Of course, topics like AI (particularly Generative AI) and the Future of Work featured heavily in many presentations, and this led me to a realisation that I hadn’t had before, and I feel is likely to be the biggest impact from GenAI in the medium term. Rather than keep it to myself, I am sharing it here so that I can hear from others if it makes sense to them also.

Specifically, GenAI will bring about a huge disruption to the professional workforce and education system, not necessarily because humans will be replaced, but because humans who have been excluded from participation will now have fewer barriers to entry. Proficiency in the English language has been used as a justification for keeping certain people out of certain fields, and GenAI allows anyone from a non-English background to be as creative, smart, and persuasive as they are in their native tongues.

Our current GenAI systems are largely based on the Transformer machine learning architecture, which showed up early in online language translation tools like Google Translate. However, the GPT (T stands for Transformer) systems, particularly ChatGPT, have shown us that only a few words in broken English are able to be turned into paragraphs of words in perfect English, or even the reverse where paragraphs are summarised down to a few points in another language. University-level English spelling, grammar, and comprehension are no longer the exclusive domain of the English fluent.

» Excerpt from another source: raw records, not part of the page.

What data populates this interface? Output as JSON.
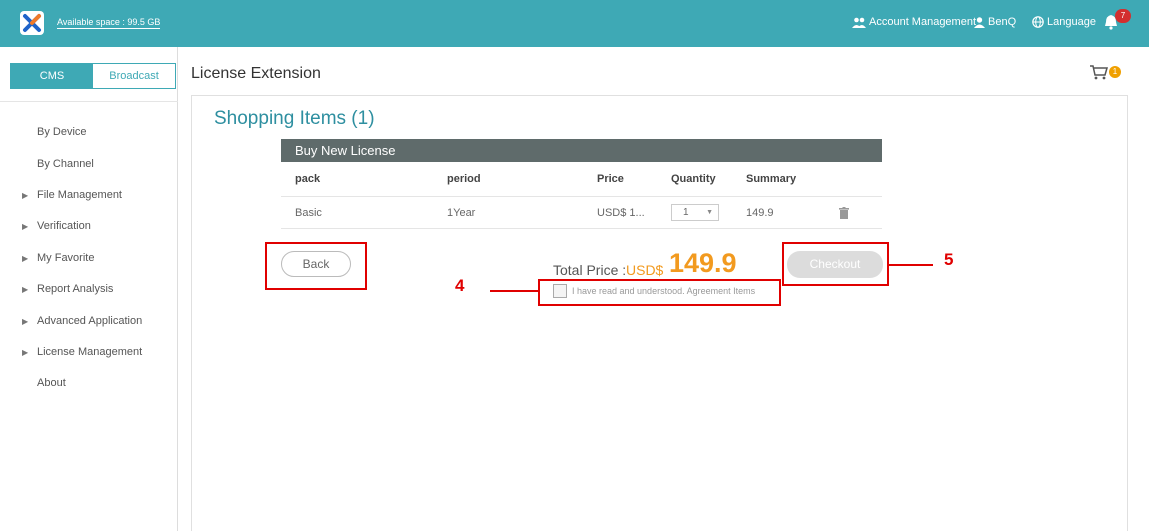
{
  "topbar": {
    "available_space": "Available space : 99.5 GB",
    "account_management": "Account Management",
    "user": "BenQ",
    "language": "Language",
    "notifications": "7"
  },
  "sidebar": {
    "switch": {
      "cms": "CMS",
      "broadcast": "Broadcast"
    },
    "items": [
      {
        "label": "By Device",
        "expandable": false
      },
      {
        "label": "By Channel",
        "expandable": false
      },
      {
        "label": "File Management",
        "expandable": true
      },
      {
        "label": "Verification",
        "expandable": true
      },
      {
        "label": "My Favorite",
        "expandable": true
      },
      {
        "label": "Report Analysis",
        "expandable": true
      },
      {
        "label": "Advanced Application",
        "expandable": true
      },
      {
        "label": "License Management",
        "expandable": true
      },
      {
        "label": "About",
        "expandable": false
      }
    ]
  },
  "header": {
    "title": "License Extension",
    "cart_count": "1"
  },
  "main": {
    "shopping_title": "Shopping Items (1)",
    "table": {
      "title": "Buy New License",
      "columns": [
        "pack",
        "period",
        "Price",
        "Quantity",
        "Summary"
      ],
      "rows": [
        {
          "pack": "Basic",
          "period": "1Year",
          "price": "USD$ 1...",
          "quantity": "1",
          "summary": "149.9"
        }
      ]
    },
    "back_label": "Back",
    "total_label": "Total Price :",
    "total_currency": "USD$",
    "total_value": "149.9",
    "checkout_label": "Checkout",
    "agreement_text": "I have read and understood. Agreement Items"
  },
  "annotations": {
    "label_4": "4",
    "label_5": "5"
  },
  "colors": {
    "accent": "#3ea9b5",
    "price": "#f29a1f",
    "highlight": "#e00000"
  }
}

There’s a fun TV series called Kim’s Convenience about a Korean couple who move to Canada to raise their family. The couple were teachers in Korea, but instead of doing that, they open a convenience store in Toronto. Presumably their lack of English or French language fluency would have been a limitation in getting teaching jobs. However, less than two months ago, OpenAI published their guide for teachers around ChatGPT, and it included the use case of “Reducing friction for non-English speakers”. In this guide, it was to help non-English students, but many of the suggestions could help non-English teachers also.

About 6% of the world’s population are native English speakers, and 75% do not speak English at all. And yet, about a third of the world’s GDP comes from countries where English fluency is required for success. If English is no longer a barrier to success in that market, it will be a significant disruption.

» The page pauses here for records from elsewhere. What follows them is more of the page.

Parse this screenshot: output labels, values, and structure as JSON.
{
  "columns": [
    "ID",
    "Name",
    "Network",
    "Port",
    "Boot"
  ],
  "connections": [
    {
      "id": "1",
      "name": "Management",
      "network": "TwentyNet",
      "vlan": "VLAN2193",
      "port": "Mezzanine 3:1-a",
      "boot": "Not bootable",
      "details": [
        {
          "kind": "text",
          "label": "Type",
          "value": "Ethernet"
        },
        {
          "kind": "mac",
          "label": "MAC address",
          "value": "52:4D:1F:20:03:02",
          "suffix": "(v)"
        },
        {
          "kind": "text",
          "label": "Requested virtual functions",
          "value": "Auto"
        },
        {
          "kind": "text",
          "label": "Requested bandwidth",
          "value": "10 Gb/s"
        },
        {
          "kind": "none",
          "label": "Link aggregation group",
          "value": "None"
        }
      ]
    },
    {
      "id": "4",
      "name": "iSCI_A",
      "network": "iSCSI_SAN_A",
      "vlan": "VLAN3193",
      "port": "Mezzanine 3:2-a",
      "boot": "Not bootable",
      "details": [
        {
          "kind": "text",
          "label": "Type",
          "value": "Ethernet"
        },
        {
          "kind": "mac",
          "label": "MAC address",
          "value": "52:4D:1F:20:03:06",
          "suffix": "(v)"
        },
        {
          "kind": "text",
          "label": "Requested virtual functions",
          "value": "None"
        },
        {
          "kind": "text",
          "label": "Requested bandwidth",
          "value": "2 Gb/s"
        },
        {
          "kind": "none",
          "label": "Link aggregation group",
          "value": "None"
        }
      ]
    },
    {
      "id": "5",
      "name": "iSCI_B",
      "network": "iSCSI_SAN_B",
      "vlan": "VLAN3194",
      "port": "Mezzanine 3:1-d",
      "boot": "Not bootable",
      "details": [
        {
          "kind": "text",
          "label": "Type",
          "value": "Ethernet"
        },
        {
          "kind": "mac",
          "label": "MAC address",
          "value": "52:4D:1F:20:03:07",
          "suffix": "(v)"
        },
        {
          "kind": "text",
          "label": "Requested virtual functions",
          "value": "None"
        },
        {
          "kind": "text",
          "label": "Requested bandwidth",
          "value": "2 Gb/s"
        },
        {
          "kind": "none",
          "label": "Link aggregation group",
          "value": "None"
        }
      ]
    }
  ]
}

The spread of remote working technologies due to the pandemic has changed the ways of working for many jobs. Many white-collar jobs will likely still have an element of face-to-face contact, even if to come together for celebrations or training. However, where workers can be fully remote, the lack of English fluency as a barrier will enable many countries to export their talent without it leaving their shores.

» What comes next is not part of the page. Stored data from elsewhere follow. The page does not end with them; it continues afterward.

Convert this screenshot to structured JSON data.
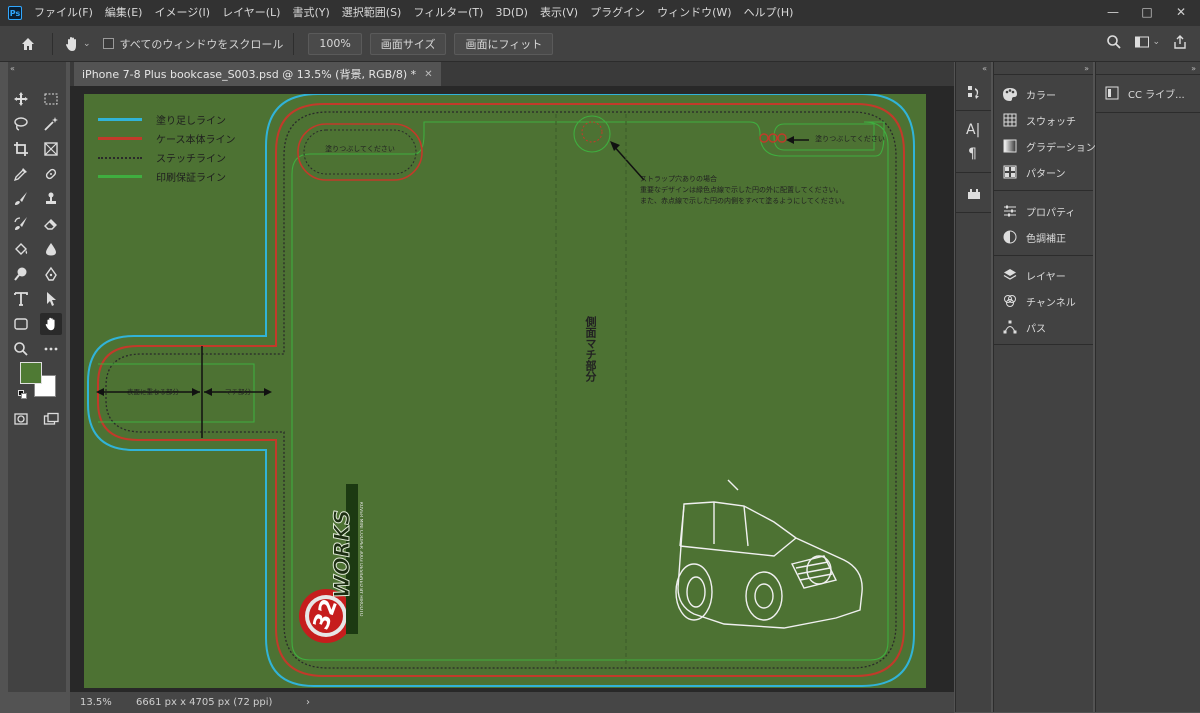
{
  "app": {
    "logo": "Ps"
  },
  "menu": [
    "ファイル(F)",
    "編集(E)",
    "イメージ(I)",
    "レイヤー(L)",
    "書式(Y)",
    "選択範囲(S)",
    "フィルター(T)",
    "3D(D)",
    "表示(V)",
    "プラグイン",
    "ウィンドウ(W)",
    "ヘルプ(H)"
  ],
  "window_controls": {
    "minimize": "—",
    "maximize": "□",
    "close": "✕"
  },
  "options_bar": {
    "scroll_all_label": "すべてのウィンドウをスクロール",
    "zoom_100": "100%",
    "fit_screen": "画面サイズ",
    "fill_screen": "画面にフィット"
  },
  "document": {
    "tab_title": "iPhone 7-8 Plus bookcase_S003.psd @ 13.5% (背景, RGB/8) *",
    "zoom": "13.5%",
    "dimensions": "6661 px x 4705 px (72 ppi)",
    "status_arrow": "›"
  },
  "canvas": {
    "legend": [
      {
        "label": "塗り足しライン",
        "color": "#31b3d8",
        "style": "solid"
      },
      {
        "label": "ケース本体ライン",
        "color": "#c23a2a",
        "style": "solid"
      },
      {
        "label": "ステッチライン",
        "color": "#2a2a2a",
        "style": "dotted"
      },
      {
        "label": "印刷保証ライン",
        "color": "#3fae3f",
        "style": "solid"
      }
    ],
    "paint_over_left": "塗りつぶしてください",
    "paint_over_right": "塗りつぶしてください",
    "strap_note": [
      "ストラップ穴ありの場合",
      "重要なデザインは緑色点線で示した円の外に配置してください。",
      "また、赤点線で示した円の内側をすべて塗るようにしてください。"
    ],
    "side_label": "側面マチ部分",
    "flap_left": "表面に重なる部分",
    "flap_right": "マチ部分",
    "logo_number": "32",
    "logo_text": "WORKS",
    "logo_sub": "ROVER MINI COOPER 3003 DESIGNED BY HIRODTO"
  },
  "panels_a": [
    {
      "icon": "palette-icon",
      "label": "カラー"
    },
    {
      "icon": "swatches-icon",
      "label": "スウォッチ"
    },
    {
      "icon": "gradient-icon",
      "label": "グラデーション"
    },
    {
      "icon": "pattern-icon",
      "label": "パターン"
    },
    {
      "icon": "properties-icon",
      "label": "プロパティ"
    },
    {
      "icon": "adjustments-icon",
      "label": "色調補正"
    },
    {
      "icon": "layers-icon",
      "label": "レイヤー"
    },
    {
      "icon": "channels-icon",
      "label": "チャンネル"
    },
    {
      "icon": "paths-icon",
      "label": "パス"
    }
  ],
  "panels_b": [
    {
      "icon": "cc-libraries-icon",
      "label": "CC ライブ..."
    }
  ],
  "colors": {
    "foreground": "#4f7a34",
    "background": "#ffffff",
    "canvas": "#4d7233",
    "accent": "#31a8ff"
  }
}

Before the pandemic hit, over a quarter of University revenues in Australia came from international students. This gives international students some influence over University policies, and currently they face English language proficiency tests as part of their enrolment and visa processes. In the near future, GenAI looks set to be considered a generally-available tool in the workplace, like a calculator or laptop. If prospective students could make use of such a tool to address any gaps in their English language skills post-graduation, is it fair to prevent them from using it before graduation?

Traditionally, those people who had limited English in countries like Australia, UK or USA had been resigned to taking a jobs as an “unskilled” worker. There are already concerns that the number of people willing to do this type of work might not be enough to meet future industry demands. What might happen to wages if a good proportion of these people were able to move out of the unskilled workforce? How readily can the creative and information worker industries expand to take on new talent? What new barriers might be created by unions and professional organisations to help limit a flood of new workers into their industries?

GenAI has been making headlines that AI is taking many people’s creative jobs. After hearing from several panels at SXSW on AI, Long-term Forecasting, Work of the Future, and Education, my conclusion is that a plausible and perhaps more relevant headline would be that GenAI will allow many more people to take on creative jobs.